La sala de urgencias de un gran hospital es el sitio menos recomendable del mundo para los corazones sensibles. Demasiadas lágrimas, demasiados gritos, demasiada sangre, demasiado de todo y nada bueno. Prisas y nervios por parte de los acompañantes, camillas que llevan a candidatos al cementerio, calma y mesura en los rostros de los médicos y las enfermeras que, con cara de circunstancias, iban dando partes de guerra. Contrastes. Un mundo se movía a cien por hora y el otro a cámara lenta. Para unos era la vida, su vida. Para los otros, la rutina, el roce constante con lo trágico.

Tuve que enseñar mi carné tres veces para que me hicieran caso. Y nadie se impresionó demasiado.

– ¿Es por lo del preso de la Modelo que se ha autolesionado tragándose trozos de cuchillas de afeitar envueltos en algodón? -me preguntó una enfermera con carita de ángel.

Le dije que no era por él, ni por el herido en el atraco de la sucursal bancaria del día. Eso la desilusionó.

– Ayer enterraron a una chica que se había suicidado el día anterior. Quería ver a los médicos que la atendieron.

Me señaló un mostrador defendido por cien kilos de enfermera, mantuvo su sonrisa de ánimo y se despidió de mí diciéndome:

– Hasta luego.

Crucé los dedos y toqué madera. Allí dentro, un «hasta luego» tenía muy poco de prometedor.

Unos quince kilos de enfermera se movieron hacia mí para mirarme. Era lo que debía pesarle la cabeza. El resto se mantuvo inalterable. Le puse el carné delante y bizqueó para poder leerlo. Como el resto, sobrada, no se inmutó demasiado.

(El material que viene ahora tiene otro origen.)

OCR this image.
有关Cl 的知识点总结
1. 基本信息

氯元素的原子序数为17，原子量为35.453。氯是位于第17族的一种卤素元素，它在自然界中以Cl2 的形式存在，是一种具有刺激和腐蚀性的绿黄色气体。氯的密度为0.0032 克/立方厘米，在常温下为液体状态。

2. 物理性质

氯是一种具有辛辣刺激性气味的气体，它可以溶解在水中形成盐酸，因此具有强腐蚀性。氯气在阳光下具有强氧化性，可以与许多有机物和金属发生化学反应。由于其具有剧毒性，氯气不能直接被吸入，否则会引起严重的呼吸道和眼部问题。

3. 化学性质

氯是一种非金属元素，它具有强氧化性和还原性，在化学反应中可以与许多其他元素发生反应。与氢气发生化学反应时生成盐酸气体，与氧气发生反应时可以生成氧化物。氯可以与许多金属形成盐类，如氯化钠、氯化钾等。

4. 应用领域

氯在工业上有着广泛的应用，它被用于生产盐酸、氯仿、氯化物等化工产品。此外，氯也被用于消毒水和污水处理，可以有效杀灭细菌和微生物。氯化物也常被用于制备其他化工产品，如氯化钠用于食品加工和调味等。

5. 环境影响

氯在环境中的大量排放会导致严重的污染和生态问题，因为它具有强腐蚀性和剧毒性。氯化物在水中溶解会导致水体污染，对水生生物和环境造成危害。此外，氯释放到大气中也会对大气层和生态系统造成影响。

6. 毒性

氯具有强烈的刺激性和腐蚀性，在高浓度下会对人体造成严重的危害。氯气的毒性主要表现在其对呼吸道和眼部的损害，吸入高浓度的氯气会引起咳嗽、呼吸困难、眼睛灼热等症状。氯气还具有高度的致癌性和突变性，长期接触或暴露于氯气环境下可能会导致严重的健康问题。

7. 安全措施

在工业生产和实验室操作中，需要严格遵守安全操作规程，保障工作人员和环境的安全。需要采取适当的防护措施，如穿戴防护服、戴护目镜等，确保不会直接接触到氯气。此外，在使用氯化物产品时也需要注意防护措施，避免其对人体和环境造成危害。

Ahora sólo provocaba eso la televisión.

Le repetí la pregunta a ella, le supliqué ayuda, puse cara de buen chico y de odiar a las anoréxicas. Elena Malla. Suicidio. Laura Torras. No habló hasta que yo dejé de hacerlo.

– El médico que estaba de guardia cuando ingresaron a esa mujer no se encuentra aquí ahora -me informó.

– ¿Y el que firmó el parte de defunción?

– Tampoco.

No miraba ningún registro. O tenía buena memoria, o nadie más había muerto víctima de su propia mano dos días antes, o recordaba el caso. También es posible que quisiera quitárseme de encima.

La juzgué prematuramente y mal.

– Pero le buscaré a la enfermera jefe -me dijo-. Si espera un momento, intentaré localizarla.

No merezco mi suerte.

Le di las gracias y esperé. Intenté mirar al suelo o al techo, pero no a mi alrededor. Algo difícil. En el espacio de cuatro minutos entraron a una niña inconsciente que se había bebido un vaso de no sé qué porquería biodegradable y a un anciano con la cadera rota, machacado por los reproches de su hija, que no dejaba de repetirle:

– ¡A ver qué hacemos ahora, porque ya me dirás, tozudo, que eres un tozudo! ¿Quién te mandaba…? ¡Si es que no se te puede dejar solo!

Por la cara del hombre vi que sufría más por la paliza de su hija que por su propio dolor.